I had to cut my previous remarks short but would like to emphasize that the media loves to highlight that a drone killed a high commander but later in the article emphaze also that we killed 6 or 8 civilians. The enemy normally place themselves near or among schools, hospitals, and markets with no regard for any losses the civilians might sustain. How many civilians do they kill with car bombs into markets and moving loaded vehicles? The media is close to being “the enemy within”.

Historically speaking, it was the conversion of British battleships from coal to oil that piqued their interest in Iraq (having none themselves). And that of the French. Winning WWI and the spoils system did the trick. The early oil companies often collaborated with their respective national governments to capture those monopoly interests on behalf of their national interests, with the oil companies being government proxy organizations.

Iraq and Kuwait were not so much “Lost” as “Insignificant to post WWI strategic needs” given the cost of rebuilding the economy with so many workers dead in the trenches and fields of France. Especially after WWII happened and killed of another chunk of the working generation of the time.

Afganistan was never more than a buffer state between the Indian states and the expansionist Tzarist Russian empire. Once Marxist revolutionaries had killed off the Tzar and his family and gotten embroiled in internal politics, Britain just pulled out of Afganistan as un-necessary to the defence of Indian any more, and not worth the deaths of servicemen in trying to hold something that wasn’t of any strategic or tactical use.

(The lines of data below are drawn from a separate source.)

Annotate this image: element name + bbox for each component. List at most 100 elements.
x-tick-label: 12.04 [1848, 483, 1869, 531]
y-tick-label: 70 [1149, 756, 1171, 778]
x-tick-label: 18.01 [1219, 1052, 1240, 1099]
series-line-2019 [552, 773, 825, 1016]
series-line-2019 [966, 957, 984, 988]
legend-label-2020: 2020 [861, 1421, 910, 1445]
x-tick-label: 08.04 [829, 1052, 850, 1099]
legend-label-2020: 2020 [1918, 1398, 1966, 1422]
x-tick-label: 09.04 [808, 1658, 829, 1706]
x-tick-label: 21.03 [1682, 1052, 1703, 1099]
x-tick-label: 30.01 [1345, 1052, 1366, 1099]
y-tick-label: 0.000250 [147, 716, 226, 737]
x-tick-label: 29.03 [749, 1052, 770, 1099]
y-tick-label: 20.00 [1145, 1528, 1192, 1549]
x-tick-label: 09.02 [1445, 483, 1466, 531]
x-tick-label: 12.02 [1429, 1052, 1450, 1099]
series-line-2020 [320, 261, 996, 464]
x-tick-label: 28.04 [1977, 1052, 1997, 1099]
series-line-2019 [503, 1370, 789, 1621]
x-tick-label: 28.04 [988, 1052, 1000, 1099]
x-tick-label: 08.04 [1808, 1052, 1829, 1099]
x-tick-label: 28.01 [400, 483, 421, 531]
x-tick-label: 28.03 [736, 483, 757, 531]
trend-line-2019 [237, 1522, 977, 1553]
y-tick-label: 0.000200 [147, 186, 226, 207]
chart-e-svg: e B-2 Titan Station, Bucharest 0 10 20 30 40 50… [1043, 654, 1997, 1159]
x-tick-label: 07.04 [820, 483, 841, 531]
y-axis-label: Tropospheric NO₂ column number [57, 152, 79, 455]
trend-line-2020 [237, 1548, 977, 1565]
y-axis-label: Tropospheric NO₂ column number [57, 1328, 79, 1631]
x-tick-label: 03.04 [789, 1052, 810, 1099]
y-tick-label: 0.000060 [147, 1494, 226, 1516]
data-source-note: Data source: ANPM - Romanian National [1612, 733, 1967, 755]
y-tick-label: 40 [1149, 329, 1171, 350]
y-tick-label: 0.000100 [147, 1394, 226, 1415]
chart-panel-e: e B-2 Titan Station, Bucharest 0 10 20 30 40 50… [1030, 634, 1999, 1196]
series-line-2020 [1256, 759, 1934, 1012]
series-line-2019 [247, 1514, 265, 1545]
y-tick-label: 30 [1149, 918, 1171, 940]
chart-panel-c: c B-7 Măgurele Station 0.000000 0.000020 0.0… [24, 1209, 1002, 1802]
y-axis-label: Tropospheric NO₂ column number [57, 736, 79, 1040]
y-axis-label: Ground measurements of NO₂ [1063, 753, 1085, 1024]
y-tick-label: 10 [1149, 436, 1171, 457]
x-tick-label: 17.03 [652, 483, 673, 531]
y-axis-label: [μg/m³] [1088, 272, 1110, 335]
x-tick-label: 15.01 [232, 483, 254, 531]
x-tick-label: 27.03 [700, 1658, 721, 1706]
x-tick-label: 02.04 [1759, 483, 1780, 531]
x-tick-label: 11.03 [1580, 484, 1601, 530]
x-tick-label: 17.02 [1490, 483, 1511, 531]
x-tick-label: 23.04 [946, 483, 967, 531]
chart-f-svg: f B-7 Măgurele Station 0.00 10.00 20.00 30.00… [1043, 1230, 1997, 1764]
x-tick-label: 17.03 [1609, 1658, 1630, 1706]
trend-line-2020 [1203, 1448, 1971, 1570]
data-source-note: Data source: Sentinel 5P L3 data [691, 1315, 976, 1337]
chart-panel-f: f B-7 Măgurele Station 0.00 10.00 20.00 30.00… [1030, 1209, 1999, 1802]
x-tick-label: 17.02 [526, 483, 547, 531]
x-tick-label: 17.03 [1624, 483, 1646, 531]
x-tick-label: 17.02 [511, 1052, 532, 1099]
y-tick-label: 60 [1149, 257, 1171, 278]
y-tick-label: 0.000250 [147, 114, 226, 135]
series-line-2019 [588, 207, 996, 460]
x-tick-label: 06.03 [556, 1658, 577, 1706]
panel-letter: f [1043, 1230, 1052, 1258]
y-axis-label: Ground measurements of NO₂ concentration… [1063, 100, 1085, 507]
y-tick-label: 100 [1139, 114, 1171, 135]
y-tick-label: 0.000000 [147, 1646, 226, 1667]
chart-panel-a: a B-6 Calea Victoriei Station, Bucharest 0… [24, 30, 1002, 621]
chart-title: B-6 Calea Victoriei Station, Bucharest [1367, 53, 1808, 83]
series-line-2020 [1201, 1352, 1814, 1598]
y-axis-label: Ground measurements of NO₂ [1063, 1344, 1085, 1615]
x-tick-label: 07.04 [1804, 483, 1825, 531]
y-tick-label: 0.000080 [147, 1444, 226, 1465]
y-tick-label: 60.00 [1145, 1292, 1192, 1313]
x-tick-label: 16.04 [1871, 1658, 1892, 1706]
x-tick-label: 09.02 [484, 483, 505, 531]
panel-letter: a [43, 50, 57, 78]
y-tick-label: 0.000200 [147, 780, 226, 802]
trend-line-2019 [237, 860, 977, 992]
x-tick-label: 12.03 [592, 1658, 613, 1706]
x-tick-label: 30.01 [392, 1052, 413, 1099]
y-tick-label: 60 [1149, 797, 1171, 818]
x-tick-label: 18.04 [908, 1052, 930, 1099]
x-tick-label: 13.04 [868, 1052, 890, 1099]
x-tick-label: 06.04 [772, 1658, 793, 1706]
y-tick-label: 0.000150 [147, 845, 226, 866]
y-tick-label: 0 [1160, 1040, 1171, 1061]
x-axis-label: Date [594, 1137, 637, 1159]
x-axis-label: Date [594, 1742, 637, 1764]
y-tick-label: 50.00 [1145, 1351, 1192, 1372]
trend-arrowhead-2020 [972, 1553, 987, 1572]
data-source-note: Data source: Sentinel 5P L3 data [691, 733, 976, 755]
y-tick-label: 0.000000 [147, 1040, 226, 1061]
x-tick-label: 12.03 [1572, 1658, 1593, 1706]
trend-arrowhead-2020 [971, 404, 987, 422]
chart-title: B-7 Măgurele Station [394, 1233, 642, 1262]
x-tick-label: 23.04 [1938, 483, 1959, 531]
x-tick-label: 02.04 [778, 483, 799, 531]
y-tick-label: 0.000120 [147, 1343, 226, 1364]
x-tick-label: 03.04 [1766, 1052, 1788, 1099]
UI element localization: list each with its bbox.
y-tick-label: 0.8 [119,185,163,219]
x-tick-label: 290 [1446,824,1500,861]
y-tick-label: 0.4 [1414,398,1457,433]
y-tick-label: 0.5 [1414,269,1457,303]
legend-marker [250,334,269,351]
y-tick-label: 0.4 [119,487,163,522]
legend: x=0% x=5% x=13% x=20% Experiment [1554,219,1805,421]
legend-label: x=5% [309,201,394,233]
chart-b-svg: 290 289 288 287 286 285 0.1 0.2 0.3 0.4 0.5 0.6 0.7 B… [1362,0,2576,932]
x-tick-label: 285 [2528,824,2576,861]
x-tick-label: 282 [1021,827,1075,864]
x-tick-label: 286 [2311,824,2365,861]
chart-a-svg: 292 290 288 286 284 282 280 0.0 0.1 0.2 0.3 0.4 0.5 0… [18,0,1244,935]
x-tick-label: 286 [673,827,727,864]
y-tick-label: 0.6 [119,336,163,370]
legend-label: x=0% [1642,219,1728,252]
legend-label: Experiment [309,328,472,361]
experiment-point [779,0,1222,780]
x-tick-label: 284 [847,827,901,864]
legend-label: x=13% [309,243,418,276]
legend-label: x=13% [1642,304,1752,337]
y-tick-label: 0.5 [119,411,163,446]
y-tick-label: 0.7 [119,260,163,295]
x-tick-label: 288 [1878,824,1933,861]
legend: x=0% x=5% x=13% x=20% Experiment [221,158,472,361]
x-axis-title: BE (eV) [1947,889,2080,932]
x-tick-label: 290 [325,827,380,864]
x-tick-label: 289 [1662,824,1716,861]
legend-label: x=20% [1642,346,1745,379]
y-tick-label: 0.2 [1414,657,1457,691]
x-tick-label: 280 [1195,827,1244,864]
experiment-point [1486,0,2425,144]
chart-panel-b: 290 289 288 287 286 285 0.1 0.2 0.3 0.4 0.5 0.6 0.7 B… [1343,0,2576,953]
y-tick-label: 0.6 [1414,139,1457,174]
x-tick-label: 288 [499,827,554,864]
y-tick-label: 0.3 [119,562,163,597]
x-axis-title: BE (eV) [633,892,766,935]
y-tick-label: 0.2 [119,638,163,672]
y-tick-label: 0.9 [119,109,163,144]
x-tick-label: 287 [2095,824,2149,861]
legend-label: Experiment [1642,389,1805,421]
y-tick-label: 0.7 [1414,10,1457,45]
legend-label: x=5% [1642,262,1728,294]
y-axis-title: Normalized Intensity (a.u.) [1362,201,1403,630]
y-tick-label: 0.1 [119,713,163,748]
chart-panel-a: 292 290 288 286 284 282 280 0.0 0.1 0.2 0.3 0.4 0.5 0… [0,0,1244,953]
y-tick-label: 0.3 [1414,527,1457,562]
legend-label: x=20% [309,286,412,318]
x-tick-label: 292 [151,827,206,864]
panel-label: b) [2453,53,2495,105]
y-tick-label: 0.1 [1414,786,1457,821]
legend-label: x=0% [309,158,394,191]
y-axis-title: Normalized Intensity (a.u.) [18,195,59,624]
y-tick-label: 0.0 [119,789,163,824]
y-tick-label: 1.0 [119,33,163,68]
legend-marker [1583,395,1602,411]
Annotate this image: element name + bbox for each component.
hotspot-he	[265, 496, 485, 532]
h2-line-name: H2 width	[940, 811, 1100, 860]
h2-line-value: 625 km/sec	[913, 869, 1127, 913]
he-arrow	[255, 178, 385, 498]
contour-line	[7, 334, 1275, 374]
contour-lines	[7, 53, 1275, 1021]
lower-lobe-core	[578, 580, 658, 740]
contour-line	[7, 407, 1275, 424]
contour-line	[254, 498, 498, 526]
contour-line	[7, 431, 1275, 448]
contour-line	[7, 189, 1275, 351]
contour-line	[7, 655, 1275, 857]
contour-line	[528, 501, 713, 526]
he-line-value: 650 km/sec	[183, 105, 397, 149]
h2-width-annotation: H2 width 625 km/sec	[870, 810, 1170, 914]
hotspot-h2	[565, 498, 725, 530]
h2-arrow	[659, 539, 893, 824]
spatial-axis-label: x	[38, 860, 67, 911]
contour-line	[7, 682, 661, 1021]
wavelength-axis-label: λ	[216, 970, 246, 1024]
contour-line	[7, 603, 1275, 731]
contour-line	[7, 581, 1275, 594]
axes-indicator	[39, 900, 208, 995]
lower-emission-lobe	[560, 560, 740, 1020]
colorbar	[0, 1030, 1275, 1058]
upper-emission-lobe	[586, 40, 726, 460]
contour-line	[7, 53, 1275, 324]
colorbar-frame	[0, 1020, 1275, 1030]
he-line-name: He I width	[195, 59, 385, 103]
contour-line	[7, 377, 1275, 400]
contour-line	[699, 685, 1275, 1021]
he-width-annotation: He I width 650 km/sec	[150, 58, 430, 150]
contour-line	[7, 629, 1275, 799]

The only real LOSS of Britains middle east empire where they were kicked out as opposed to deciding it wasn’t worth staying and pulling out voluntarily, was the British Palestine, now Israel, where the Jewish terrorists leading the Jewish return to biblical israel, blew up enough troops to make it infeasible to defend without escalating to full scale war.

JohnniD: Most of the commentors are talking about why we are doing this. We are there. There is no looking back. When you are in war you canot think about why. You must do what you have to do. If we jusst walked out of that area woulc the world be any better? kWKe have to finish the job or walk aout with our head betwen our legs.l

This is a follow on of JohnniD. War is hell. Many people now are looking or excuses because they are anti war. I hate war and I was in one. Did we chop heads off, stone women to death, cut of hands. We propably should never have gove their because these people are fanatics and comit the most savage things on themselves. It probably was a mistake but going back into history is a farce. The oil companies did go in but what did the leaders of these countries do? They buuild palaces, tributes to themselves , but the common man starves. In AbuDhab(probably ot the name wrong) they build the highest building in the world but yet the common man in that country suffers. Don’t blame the oil companies, blame the local administration who capitalize on the oil income. Before we got there and showed them how they ate dirt.